KONUSU VE YAZILIŞ SEBEBİ HUSUSUNDA NADİR BİR KİTAP

Âdâb-ı menazil / Karamanî Abdüllatif b. Durmuş Fakih

390 sayfa; 18x29 cm

İçindekiler: 1-5. Fasl: Karı-koca hakları, tafil ve misallerle (bu) makamın tahkiki, anne ve babanın evlatları üzerindeki hakları, akraba hakları, hizmet veren hayvan hakları ve avcılık meseleleri.
6-10. Fasl: Kadınların erkekler üzerindeki hakları, erkeklerin kadınlar üzerindeki hakları, salih kadınların fazileti, iyiliği emredip kötülüğü nehyetmek ve aile eşrâfının halleri, zâhid ve faziletli kadınların menâkıbı.
11-15.Fasl: Komşunun komşu üzerine hakları, namaz, din kardeşi hakları ve vasıflar, küfre (düşüren) sözler ve fiiler, şeytanın tuzakları, (telaffuz edildiğinde) istiğfarın gerekli olduğu hatalı sözler, şam’ın fazileti ve oraya yerleşmeye teşvik etme
Hâtime: Dünya hakkında.
Yazar eserinde aile âdâbını, eşlerin durumları, kadınların hakları vb. konuları işleyen müellif ilk fasıl olarak da "Eşlerin (birbirine olan) hakları" başlığıyla eserine başlamıştır. Eser genel anlamda ahlâk ilminin "Tedbîr-i Menzil" olarak isimlendirilen ve “ev yönetimi” anlamına gelen kısmına tekabül etmektedir. Soylu ve ilim sahibi bir aileden olan bir hanımla evlenen müellif evine gelen misafir hanımları irşat etmektedir. Ancak o kendisi ve diğer kadınlar için hanımlar hakkında bir kitap bulmakta ve bu konuda bilgilere ulaşımda zorluk çekmekte ve şikâyette bulunmaktadır. Müellif de onun bu haklı serzenişine bir nebze faydalı olması amacıyla bu kitabı kaleme almıştır. Müellif eserinin girişinde eserin Türkçe tercüme olduğunu belirtmekte ancak tercüme edilen eserin ismini zikretmemektedir. Muhtemelen eser bu anlamda farklı eserlerden aile ahlâkı hakkındaki pasajları tercüme ederek bu eseri oluşturulmuştur. Nitekim eserde Medârik-i Nesefî, Keşşâf, Kitâb-ı Tergīb, Ravzatü'l-ulemâ, Kādî (Beydâvî) vb. eserlere çokça atıflar yapılmıştır.
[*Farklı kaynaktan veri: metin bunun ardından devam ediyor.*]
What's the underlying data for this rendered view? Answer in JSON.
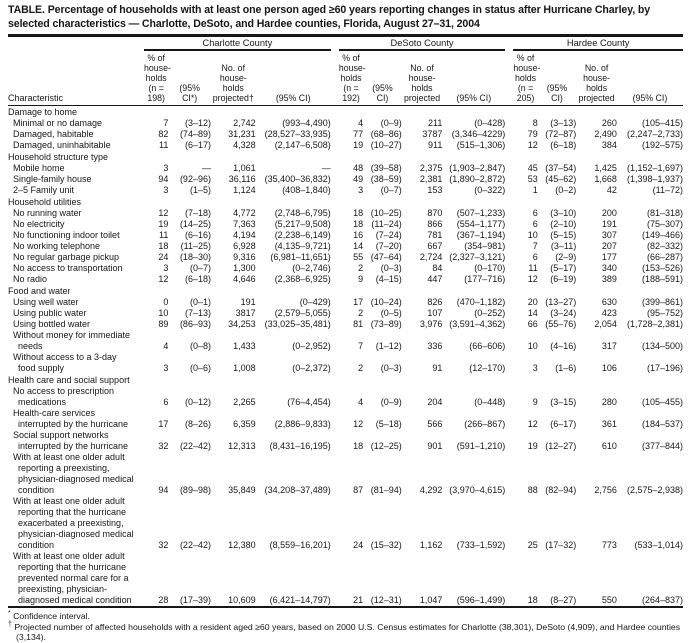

On beş fasıl ve bir hâtimeden müteşekkil bir eserdir.
Satın alınacak nüsha kâğıt ve yazı özellikleri dikkate alındığında 18-19. yüzyılda istinsah edildiği söylenebilir. Nüshanın 1b yaprağındaki 1271 H (1856) tarihli temellük kaydı da bu hususu güçlendirmektedir.